Q: Who does OVR Technology work with? Are you primarily looking to partner with hardware companies or do you have clients like the military or both?
A: We align with commercial, federal and academic organizations; hopefully, those who share our vision of the power of VR. We're B2B (we're not available to consumers at this point) and as opposed to just a product company we're more of a solutions managed service company, So, when working with a partner, we don't just sell them a bunch of units; we identify the problem, what they want to train on, what they want users to learn, and then we might partner with a hardware or content developer to increase productivity or whatever the need might be. We're one piece of the solution puzzle.
Q: Have companies called on your services to adapt during the pandemic?
A: Yeah, Covid-19 has really forced a new reality into existence. It's affected us physically, mentally. It's affected the healthcare and education systems, social structure and the economy; and I think about places like New York where people may feel kind of trapped, and what I wouldn't give to be able to just snap my fingers and be in a peaceful forest even for a few minutes to get out of the apartment. Although we're not ready to meet that need, it's something we're often asked: How can olfactory VR mitigate the stress and anxiety almost everyone is feeling right now? This change was already happening but Covid-19 has just accelerated it, where people leaving their homes to consume the world is kind of reversing. I think people are going to increasingly consume entertainment, social interaction, healthcare and education from their homes and so VR is no longer just a nice-to-have; it's a requirement and building the virtual world with intent is more important than ever.

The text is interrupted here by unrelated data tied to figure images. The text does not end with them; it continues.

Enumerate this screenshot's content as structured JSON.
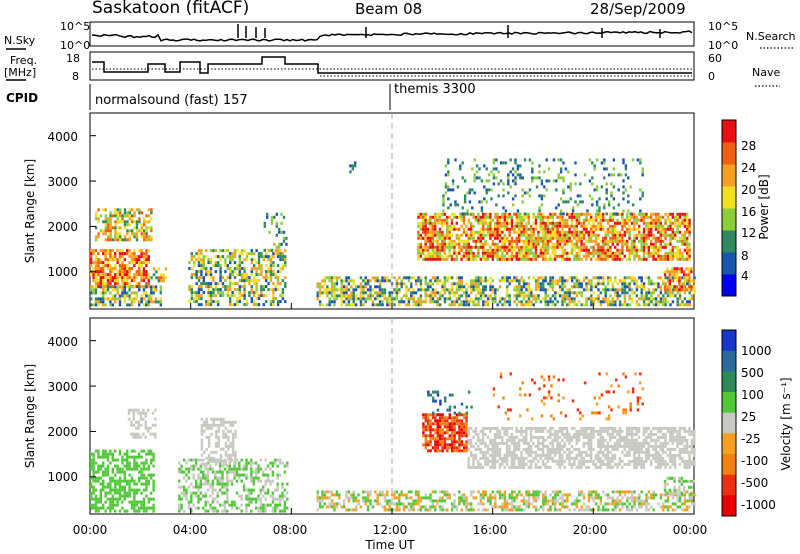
{
  "header": {
    "site": "Saskatoon (fitACF)",
    "beam": "Beam 08",
    "date": "28/Sep/2009"
  },
  "status_rows": {
    "nsky_label": "N.Sky",
    "nsky_ticks": [
      "10^5",
      "10^0"
    ],
    "nsearch_label": "N.Search",
    "nsearch_ticks": [
      "10^5",
      "10^0"
    ],
    "freq_label_1": "Freq.",
    "freq_label_2": "[MHz]",
    "freq_ticks": [
      "18",
      "8"
    ],
    "nave_label": "Nave",
    "nave_ticks": [
      "60",
      "0"
    ],
    "cpid_label": "CPID",
    "cpid_segments": [
      {
        "label": "normalsound (fast) 157",
        "start_hour": 0
      },
      {
        "label": "themis 3300",
        "start_hour": 12
      }
    ]
  },
  "chart_data": [
    {
      "type": "heatmap",
      "name": "power",
      "ylabel": "Slant Range [km]",
      "yticks": [
        "1000",
        "2000",
        "3000",
        "4000"
      ],
      "ylim": [
        180,
        4500
      ],
      "xlim": [
        0,
        24
      ],
      "colorbar_label": "Power [dB]",
      "colorbar_ticks": [
        "4",
        "8",
        "12",
        "16",
        "20",
        "24",
        "28"
      ],
      "colors": [
        "#0000ee",
        "#1a55b0",
        "#2f8a5f",
        "#8ccd3a",
        "#f2e020",
        "#f5a020",
        "#f06010",
        "#e81010"
      ]
    },
    {
      "type": "heatmap",
      "name": "velocity",
      "ylabel": "Slant Range [km]",
      "yticks": [
        "1000",
        "2000",
        "3000",
        "4000"
      ],
      "ylim": [
        180,
        4500
      ],
      "xlim": [
        0,
        24
      ],
      "xlabel": "Time UT",
      "xticks": [
        "00:00",
        "04:00",
        "08:00",
        "12:00",
        "16:00",
        "20:00",
        "00:00"
      ],
      "colorbar_label": "Velocity [m s⁻¹]",
      "colorbar_ticks": [
        "1000",
        "500",
        "100",
        "25",
        "-25",
        "-100",
        "-500",
        "-1000"
      ],
      "colors": [
        "#1638c8",
        "#2a6b9e",
        "#2e8b57",
        "#50c838",
        "#c8c8c0",
        "#f5a020",
        "#f08010",
        "#ee3010",
        "#e60000"
      ]
    }
  ]
}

When the pandemic first hit and we were transitioning to remote work, we paused our forward momentum to partner with a few other companies in our community and the local medical center to design and 3D print pieces for respirators that were in short supply. Our Head of Design Erik Cooper was also involved in an open-source project for PPE, so we were able to help essential workers.
Q: What's next for OVR? What's on the horizon?
A: The launch is very big for us. This is the moment we're kind of coming out to the world, so we've put a lot of emotional energy behind it. Ultimately, this is really a stepping stone for us because the way we see scent incorporated into people's lives through VR is part of our vision for the world. We want to see the relationship between scent and the virtual world become as ubiquitous as audio and the television. We are constantly in R&D mode, constantly innovating, so I'm not going to tease any specifics about what's in the pipeline but it's something we value in a big way. I would say look out for us this time next year!